Favorite quotes (there a lot):
"...the children of farmers are likely to know where food comes from, and...the rest of us might do well to pay attention." -p8 (I'd add to that the children who grow up in farming communities!)
"We'd surely do better, if only we knew any better." -p8
"Knowing how foods grow is to know how and when to look for them; such expertise is useful for certain kinds of people, namely, the ones who eat, no matter where they live or grocery shop." -p10
"At its heart, a genuine food culture is an affinity between people and the land that feeds them." -p20
"Most of us are creatures so comforted by habit, it can take something on the order of religion to invoke new, more conscious behaviors..." -p38
"Concentrating on local foods means thinking of fruit invariably as the product of an orchard, and a winter squash as the fruit of an early-winter farm. It's a strategy that will keep grocery money in the neighborhood, where it gets recycled into your own school system and local businesses." -p69
Re-read thoughts: As always, this book makes me want to be better about local foods/farmers markets - baby steps. I'd say I'm pretty good at looking for local produce in the grocery store and I almost always eat in season produce over fruits/vegetables trucked across the country.

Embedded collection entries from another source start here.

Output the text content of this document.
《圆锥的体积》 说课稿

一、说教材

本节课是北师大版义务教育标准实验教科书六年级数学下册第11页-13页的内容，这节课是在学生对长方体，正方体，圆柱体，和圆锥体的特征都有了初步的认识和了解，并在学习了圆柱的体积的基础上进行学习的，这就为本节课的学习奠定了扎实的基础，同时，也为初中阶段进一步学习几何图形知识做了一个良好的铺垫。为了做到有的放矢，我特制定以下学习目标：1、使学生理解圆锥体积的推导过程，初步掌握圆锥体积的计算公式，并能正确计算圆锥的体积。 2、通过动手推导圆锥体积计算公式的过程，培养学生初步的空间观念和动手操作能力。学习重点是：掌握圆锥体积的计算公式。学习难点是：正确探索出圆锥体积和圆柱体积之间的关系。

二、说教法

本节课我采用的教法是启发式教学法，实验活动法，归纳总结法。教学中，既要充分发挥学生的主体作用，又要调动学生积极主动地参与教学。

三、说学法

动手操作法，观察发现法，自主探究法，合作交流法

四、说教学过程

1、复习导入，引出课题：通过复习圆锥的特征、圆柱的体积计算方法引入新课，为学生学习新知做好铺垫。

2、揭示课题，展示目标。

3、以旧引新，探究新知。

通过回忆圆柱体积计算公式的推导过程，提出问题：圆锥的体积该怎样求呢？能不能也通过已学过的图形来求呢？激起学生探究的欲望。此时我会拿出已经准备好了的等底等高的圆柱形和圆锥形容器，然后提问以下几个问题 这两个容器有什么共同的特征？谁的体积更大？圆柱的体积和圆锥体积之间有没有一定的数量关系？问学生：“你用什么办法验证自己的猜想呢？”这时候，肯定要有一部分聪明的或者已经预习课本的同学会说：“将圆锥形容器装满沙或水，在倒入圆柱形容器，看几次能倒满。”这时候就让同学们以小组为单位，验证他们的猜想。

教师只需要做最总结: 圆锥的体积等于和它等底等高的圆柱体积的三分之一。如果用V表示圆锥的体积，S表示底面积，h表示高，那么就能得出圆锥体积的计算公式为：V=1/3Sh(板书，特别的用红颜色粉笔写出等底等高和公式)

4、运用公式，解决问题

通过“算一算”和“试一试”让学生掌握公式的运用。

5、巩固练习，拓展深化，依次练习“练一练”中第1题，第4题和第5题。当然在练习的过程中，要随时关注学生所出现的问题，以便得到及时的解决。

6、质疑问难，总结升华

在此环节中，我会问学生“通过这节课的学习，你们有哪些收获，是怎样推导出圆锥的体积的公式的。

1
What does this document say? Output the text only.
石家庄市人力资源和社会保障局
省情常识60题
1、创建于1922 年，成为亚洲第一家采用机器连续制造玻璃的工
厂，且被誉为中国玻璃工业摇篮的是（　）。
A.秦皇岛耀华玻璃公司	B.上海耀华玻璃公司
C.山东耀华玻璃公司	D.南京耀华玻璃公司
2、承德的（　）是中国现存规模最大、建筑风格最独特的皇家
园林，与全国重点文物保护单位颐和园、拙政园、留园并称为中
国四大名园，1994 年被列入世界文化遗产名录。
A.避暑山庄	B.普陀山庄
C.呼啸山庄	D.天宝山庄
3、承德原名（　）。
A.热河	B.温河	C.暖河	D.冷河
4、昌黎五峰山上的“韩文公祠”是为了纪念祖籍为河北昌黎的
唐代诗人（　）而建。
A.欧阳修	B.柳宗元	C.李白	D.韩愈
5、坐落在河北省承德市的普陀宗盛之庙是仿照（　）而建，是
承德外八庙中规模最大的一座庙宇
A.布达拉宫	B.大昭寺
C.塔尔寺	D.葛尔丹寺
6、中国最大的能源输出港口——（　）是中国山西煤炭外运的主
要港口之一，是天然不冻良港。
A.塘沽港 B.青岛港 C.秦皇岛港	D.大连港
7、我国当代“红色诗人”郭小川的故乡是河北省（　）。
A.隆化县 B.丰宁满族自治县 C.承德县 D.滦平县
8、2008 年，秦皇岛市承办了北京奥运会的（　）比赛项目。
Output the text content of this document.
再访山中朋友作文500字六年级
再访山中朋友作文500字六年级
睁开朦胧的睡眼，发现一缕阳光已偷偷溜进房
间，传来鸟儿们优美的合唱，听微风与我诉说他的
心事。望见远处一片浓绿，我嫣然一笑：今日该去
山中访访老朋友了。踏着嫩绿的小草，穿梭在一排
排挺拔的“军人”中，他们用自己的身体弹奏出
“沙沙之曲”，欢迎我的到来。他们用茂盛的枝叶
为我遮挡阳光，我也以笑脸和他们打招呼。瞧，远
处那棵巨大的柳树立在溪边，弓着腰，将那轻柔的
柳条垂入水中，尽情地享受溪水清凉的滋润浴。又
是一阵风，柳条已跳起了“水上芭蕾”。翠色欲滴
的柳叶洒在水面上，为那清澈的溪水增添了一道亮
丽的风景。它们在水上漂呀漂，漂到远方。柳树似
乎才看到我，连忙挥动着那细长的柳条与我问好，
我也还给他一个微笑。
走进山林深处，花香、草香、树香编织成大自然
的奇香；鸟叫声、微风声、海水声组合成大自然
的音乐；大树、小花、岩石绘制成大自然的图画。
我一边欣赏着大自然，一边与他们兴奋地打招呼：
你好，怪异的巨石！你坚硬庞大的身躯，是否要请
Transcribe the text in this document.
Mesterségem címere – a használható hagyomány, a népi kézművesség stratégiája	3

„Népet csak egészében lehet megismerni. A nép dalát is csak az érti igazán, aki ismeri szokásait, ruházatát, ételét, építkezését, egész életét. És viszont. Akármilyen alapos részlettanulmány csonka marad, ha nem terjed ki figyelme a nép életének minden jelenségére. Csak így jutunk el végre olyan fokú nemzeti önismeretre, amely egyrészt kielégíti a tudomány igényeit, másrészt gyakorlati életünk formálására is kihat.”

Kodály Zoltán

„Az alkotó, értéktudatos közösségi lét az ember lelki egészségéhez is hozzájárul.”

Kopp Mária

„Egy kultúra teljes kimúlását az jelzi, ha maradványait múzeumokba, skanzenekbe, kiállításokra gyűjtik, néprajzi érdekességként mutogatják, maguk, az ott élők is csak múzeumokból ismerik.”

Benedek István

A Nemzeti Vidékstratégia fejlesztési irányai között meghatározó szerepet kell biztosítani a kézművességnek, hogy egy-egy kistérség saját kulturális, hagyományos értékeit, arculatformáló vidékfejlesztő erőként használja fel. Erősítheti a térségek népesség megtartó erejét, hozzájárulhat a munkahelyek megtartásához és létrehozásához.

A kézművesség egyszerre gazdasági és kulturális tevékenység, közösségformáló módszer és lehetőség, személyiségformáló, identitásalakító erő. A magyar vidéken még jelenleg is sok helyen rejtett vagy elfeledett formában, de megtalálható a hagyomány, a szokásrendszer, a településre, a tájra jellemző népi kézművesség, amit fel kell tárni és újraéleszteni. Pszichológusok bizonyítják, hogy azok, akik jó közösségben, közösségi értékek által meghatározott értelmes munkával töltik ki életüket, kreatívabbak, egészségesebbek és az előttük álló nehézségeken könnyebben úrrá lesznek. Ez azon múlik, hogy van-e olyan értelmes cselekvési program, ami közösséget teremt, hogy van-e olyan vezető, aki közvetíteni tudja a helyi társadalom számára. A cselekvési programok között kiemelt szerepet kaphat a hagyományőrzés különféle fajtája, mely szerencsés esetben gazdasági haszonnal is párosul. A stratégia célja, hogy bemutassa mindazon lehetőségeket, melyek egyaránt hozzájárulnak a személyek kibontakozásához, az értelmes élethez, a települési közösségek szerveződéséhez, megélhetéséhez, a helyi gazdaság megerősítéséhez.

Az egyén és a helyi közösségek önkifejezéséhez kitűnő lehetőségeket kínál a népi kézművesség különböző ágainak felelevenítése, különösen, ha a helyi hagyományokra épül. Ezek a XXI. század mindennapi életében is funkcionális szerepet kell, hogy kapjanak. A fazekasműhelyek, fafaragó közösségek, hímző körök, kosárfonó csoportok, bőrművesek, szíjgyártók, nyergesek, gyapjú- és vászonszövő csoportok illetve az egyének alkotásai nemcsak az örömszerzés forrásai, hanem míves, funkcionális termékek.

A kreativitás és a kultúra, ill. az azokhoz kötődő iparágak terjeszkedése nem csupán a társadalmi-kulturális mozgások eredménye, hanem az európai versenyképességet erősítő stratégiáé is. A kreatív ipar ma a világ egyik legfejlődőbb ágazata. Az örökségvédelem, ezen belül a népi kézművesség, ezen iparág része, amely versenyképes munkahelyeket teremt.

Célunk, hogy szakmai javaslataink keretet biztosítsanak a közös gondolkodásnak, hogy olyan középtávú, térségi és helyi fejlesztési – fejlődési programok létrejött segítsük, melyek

Teacher thoughts: I love the curriculum tie-in (something I wouldn't have thought about during my first read). If only gardening was tied to state standards everywhere! Almost all the students I know would love it, and they are the ones who need it the most. CPS has gotten better (even in the past two years) at seeking out local food sources, serving a variety of in season produce, and teaching students about where their food comes from, but that's not quite the same as learning from the source.
Recommended for: anyone who eats.
Final thoughts: This re-read reminded me of values I hold and allowed me to see food culture from the perspective of someone working in public schools vs as a "housewife"/nanny.